Zu wenig Angebote zur Fort- und Weiterbildung
Ein weiterer Grund für Überforderung liegt offenbar in Problemen in der Klassenführung durch mangelnde Kenntnisse zum Umgang mit traumatisierten Flüchtlingen. Obwohl landläufig bekannt ist, dass hier zum Teil mit hohem Aggressionspotenzial aufgrund von Flashbacks von Kriegserlebnissen zu rechnen ist, fehlt es an Unterstützung durch sozialpädagogische Fachkräfte, durch Aus- und Weiterbildungsmaßnahmen in der psychosozialen Unterstützung von Flüchtlingen und durch Supervision für Lehrkräfte in Intensivklassen durch den schulpsychologischen Dienst.
Die fünftägige Basisqualifikation für DaZ und DaF in Intensivklassen, die zu Beginn des Schuljahres für neu eingestellte Lehrerinnen und Lehrer durchgeführt wurde, wurde ausnahmslos als unzureichend beurteilt. Es besteht diesbezüglich auch bei den bereits eingestellten Lehrkräften großer Weiterbildungsbedarf.
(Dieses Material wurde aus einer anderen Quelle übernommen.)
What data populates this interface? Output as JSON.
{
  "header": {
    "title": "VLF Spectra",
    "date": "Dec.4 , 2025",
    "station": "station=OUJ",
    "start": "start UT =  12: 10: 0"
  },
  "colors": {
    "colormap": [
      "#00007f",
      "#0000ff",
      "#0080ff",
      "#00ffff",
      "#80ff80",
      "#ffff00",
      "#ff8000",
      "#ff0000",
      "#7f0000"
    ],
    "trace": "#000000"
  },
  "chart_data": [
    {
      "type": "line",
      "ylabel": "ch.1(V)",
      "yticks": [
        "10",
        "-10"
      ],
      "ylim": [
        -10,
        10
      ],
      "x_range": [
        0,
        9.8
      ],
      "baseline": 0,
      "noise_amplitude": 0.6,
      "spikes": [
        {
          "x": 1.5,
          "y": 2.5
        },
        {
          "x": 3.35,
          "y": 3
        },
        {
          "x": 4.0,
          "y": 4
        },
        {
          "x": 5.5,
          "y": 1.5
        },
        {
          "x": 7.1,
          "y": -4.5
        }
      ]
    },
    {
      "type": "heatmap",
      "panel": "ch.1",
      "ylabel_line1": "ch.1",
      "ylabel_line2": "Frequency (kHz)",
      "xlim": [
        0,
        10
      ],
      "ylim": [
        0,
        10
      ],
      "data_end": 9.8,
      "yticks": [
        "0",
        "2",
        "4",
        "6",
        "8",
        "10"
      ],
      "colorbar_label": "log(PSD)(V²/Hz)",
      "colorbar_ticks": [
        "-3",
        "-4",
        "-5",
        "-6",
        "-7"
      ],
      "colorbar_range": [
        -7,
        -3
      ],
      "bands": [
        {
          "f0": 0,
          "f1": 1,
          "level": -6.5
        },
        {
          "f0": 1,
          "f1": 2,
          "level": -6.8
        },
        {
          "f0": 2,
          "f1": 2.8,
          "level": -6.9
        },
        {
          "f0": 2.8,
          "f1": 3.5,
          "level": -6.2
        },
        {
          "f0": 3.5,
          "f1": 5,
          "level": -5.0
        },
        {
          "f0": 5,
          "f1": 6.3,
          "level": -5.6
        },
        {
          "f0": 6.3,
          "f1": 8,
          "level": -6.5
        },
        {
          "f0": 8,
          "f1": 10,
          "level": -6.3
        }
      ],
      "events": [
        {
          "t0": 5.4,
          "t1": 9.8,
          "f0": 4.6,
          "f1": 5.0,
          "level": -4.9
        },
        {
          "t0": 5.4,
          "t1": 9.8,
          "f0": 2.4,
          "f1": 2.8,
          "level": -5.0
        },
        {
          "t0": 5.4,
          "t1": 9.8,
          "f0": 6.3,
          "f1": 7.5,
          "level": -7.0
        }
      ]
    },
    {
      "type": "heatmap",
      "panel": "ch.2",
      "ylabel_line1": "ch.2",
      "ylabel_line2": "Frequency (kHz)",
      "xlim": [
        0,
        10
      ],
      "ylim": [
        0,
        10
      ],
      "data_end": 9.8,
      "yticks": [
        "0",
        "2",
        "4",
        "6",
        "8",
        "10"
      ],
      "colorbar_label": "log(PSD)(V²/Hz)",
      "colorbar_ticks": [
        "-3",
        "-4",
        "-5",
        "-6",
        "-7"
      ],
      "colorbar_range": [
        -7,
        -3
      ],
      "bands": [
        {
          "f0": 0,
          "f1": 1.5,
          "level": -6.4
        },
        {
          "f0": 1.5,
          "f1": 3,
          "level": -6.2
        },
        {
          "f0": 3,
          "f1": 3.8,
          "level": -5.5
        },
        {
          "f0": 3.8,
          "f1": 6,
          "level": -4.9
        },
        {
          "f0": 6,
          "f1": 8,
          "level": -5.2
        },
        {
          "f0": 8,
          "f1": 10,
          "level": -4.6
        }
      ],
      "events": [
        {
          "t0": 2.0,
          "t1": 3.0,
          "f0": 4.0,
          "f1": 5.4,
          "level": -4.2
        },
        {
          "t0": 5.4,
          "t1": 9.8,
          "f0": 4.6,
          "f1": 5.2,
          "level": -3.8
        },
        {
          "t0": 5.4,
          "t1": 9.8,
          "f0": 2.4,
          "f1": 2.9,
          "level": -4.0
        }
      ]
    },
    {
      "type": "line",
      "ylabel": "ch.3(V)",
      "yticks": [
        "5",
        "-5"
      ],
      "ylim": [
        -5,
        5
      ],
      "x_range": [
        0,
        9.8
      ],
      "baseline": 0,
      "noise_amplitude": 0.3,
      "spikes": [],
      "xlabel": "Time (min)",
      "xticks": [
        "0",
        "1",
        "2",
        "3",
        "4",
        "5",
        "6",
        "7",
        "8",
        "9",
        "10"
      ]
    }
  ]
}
Dazu kommt, dass Unterricht in der Herkunftssprache nur noch im geringen Umfang durchgeführt wird, was allen wissenschaftlichen Erkenntnissen zum Spracherwerb bei Mehrsprachigkeit entgegenläuft. Auch hierfür sollten wieder mehr Stellen bereitgestellt werden.
Da Schülerinnen und Schüler in den Intensiv- und InteA-Klassen zu großen Teilen in die Regelklassen der allgemeinbildenden und in die besonderen Bildungsgänge der berufsbildenden Schulen wechseln werden, müssen Lehrkräfte im Bereich DaF/DaZ in jedem Fach, auch an Gymnasien, für sprachsensiblen Unterricht qualifiziert und fortgebildet werden. Dazu müssen von Beginn an Plätze in Regelklassen freigehalten werden. Zuweisungen sollten so erfolgen, dass auch hier zumindest in ausgewählten Fächern wie Deutsch und Fremdsprachen eine Doppelbesetzung der Lehrerinnen und Lehrern erfolgt. Es sollten maximal drei Intensivklassen pro Schule und nicht mehr als 25 Prozent Flüchtlingskinder in einer Bestandsklasse aufgenommen werden.
In den meisten Fällen fehlt den Lehrkräften eine Qualifizierung für die Alphabetisierung junger Erwachsener. Darüber hinaus sollte die Fort- und Weiterbildung für DaZ/DaF-Lehrkräfte, die noch nicht oder nur befristet beschäftigt sind, ausgebaut und Daz/DaF als reguläres Studienfach für ein Lehramtsstudium anerkannt werden.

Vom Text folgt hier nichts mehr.